Eu tinha de manter Dines sempre informado das andanças na F&F e passei um telex para ele no JB dizendo da escolha de capa dos Bloch. Em resposta, ele mandou um telex nestes termos: “Muggiati, comunique aos Bloch que, se eles não se mostram dispostos a levar em conta o meu tirocínio jornalístico, então estou dando uma de João Saldanha e tirando o time de campo.” E nunca mais Alberto Dines pisou nas dependências de Bloch Editores ou da família Bloch.

Durei menos de um ano na chefia de mais alta rotatividade da empresa. Mas foi um tempo vibrante. Ainda em 1969, fechei as capas com a morte de Carlos Marighela em São Paulo e do Gol Mil do Pelé no Maracanã. Na Copa do México, coube a F&F o malote do primeiro jogo do Brasil. Pincei daquela montanha de fotos o clique imortal do Orlando Abrunhosa, Pelé comemorando seu primeiro gol na Copa com um soco no ar, escudado por Jairzinho e Tostão, batíamos a foto de Os Três Mosqueteiros.

À medida que o Brasil ia seguindo em frente, vendemos muita revista – Manchete e F&F – encartando bandeirinhas e outros suvenires da pátria em chuteiras. Escondido do Adolpho – Hélio Bloch era meu apoio logístico na Fatos&Fotos – imprimimos cadernos inteiros de uma edição especial do tricampeonato. Depois da exuberante final Brasil 4 x 1 Itália, saí correndo de casa do Leme – atravessando multidões que comemoravam a vitória nas ruas, trombei até com o Clovis Bornay – e fui à redação do Russel para fechar as últimas páginas. Fatos&Fotos foi a primeira revista comemorativa do Tri, nas bancas de manhã cedo na terça-feira.

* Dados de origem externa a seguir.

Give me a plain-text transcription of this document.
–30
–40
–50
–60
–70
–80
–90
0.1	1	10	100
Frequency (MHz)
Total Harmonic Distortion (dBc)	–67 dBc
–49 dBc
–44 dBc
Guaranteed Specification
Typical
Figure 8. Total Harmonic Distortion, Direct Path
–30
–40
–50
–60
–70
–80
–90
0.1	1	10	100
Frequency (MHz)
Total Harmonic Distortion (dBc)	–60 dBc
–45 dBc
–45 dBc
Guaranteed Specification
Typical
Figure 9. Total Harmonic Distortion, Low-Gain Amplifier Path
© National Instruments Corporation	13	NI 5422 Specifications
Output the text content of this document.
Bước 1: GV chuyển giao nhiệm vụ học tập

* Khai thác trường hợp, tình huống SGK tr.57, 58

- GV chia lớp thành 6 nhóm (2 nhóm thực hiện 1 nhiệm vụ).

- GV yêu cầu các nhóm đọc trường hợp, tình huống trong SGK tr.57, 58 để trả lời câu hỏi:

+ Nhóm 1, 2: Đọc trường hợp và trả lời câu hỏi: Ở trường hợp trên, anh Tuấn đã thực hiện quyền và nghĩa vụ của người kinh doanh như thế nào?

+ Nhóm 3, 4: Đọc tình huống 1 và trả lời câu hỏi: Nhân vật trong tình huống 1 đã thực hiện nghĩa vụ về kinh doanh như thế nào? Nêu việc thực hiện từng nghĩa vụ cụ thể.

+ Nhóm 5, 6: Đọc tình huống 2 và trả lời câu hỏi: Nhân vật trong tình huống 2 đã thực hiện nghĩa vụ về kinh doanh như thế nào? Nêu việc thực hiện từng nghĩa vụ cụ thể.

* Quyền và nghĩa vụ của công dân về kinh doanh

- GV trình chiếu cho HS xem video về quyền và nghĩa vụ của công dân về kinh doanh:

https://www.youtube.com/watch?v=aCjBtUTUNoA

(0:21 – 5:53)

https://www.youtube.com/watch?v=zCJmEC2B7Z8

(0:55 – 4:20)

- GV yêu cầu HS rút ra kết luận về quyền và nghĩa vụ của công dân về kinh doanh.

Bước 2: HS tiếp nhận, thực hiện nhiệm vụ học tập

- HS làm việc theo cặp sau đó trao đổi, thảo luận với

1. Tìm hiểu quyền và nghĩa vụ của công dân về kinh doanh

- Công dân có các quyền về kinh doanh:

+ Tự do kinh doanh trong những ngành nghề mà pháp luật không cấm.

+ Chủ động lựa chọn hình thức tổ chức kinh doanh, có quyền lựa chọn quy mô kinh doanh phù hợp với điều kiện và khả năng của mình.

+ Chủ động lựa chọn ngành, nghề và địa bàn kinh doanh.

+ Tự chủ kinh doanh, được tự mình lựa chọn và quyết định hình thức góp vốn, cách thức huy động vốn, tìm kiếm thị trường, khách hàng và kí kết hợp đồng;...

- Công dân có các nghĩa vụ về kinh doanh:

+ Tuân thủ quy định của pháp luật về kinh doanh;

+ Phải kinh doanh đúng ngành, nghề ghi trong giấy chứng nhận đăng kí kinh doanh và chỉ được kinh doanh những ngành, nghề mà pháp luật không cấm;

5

Isso não impediu que eu fosse detonado da chefia da revista – para imenso alívio meu – em setembro, sucedido por Raul Giudicelli, com a proposta de fazer uma revista “menos séria, mais descontraída”.
Costumo encontrar aquele jovem diagramador de nome (e temperamento) Cândido nas ruas de Botafogo. Hoje mesmo, domingo, cruzei com ele na Real Grandeza e perguntei: “E aí, Cândido, saudades da Fatos & Fotos?” E ele respondeu com firmeza: “Muitas saudades, Muggiati, muitas...”

Um comentário:

Dalce Maria disse...

Não sou naaadica Cândida, mas também mooorro de saudades da Fatos&Fotos!
Nela, meus tempos - um tanto posteriores aos descritos por você, Mugi - são inesquecíveis também. Só que, em maioria, pelas melhores razões!! Inclusive o prazer inigualável de trabalhar numa híper equipe chefiada pelo amaado Zevi Ghivelder e sub chefiada pelo amigaço do Zé (Esmeraldo). Além de Renato Sérgio como redator. Calcule o que eeeera nossa rotina... Noh... Coooooomo foi BEMMMMMM!!!!!